Attorney General Carl Bethel told The Tribune: "The Bahamas is a maritime nation. We run a major transshipment port in Freeport. The dangers of proliferation through shipping routes are real and present. The Bahamas has a large offshore sector which is in part playing a significant role in international financial transactions, some of which could involve aspects of terrorism financing. All these things are realities of the modern interconnected world. Our laws have to keep pace with the stratagems of often sophisticated international criminals."
Among other things, the bill criminalises the development, production, stockpiling, acquisition and retention of biological agents or toxins that have no "justification for prophylactic, protective or peaceful purposes or any weapon, equipment or means of delivery designed to use biological agents or toxins for hostile purposes or in armed conflict".
Among its many provisions, the bill seeks to "criminalise the use, development, production, transfer or possession of chemical and nuclear weapons" as well as the "financing of proliferation of weapons of mass destruction".
The bill empowers the minister responsible for national security to create exceptions to the aforementioned restrictions.
The bill would criminalise the "providing or collection of funds for criminal purposes which are terrorism related and does not require that the funds were used to carry out a terrorist offence…".

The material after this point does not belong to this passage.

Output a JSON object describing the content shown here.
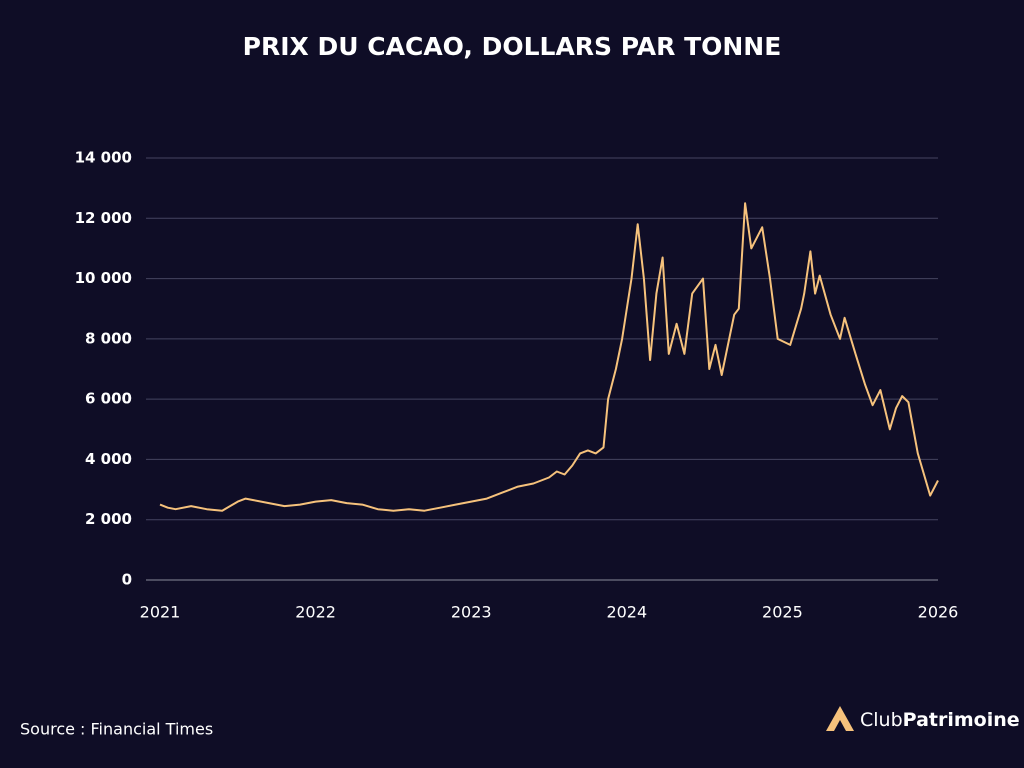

The bill stipulates that anyone who supports or solicits support for terrorist groups or the commission of terrorist acts is liable for imprisonment for a term not exceeding 20 years.
The bill makes it illegal for a person to create a hoax involving noxious substances or things, explosives or other lethal material. Someone who places a substance in a place with the intention of causing people to believe the substance contains a noxious substance or is lethal can face up to 15 years in prison.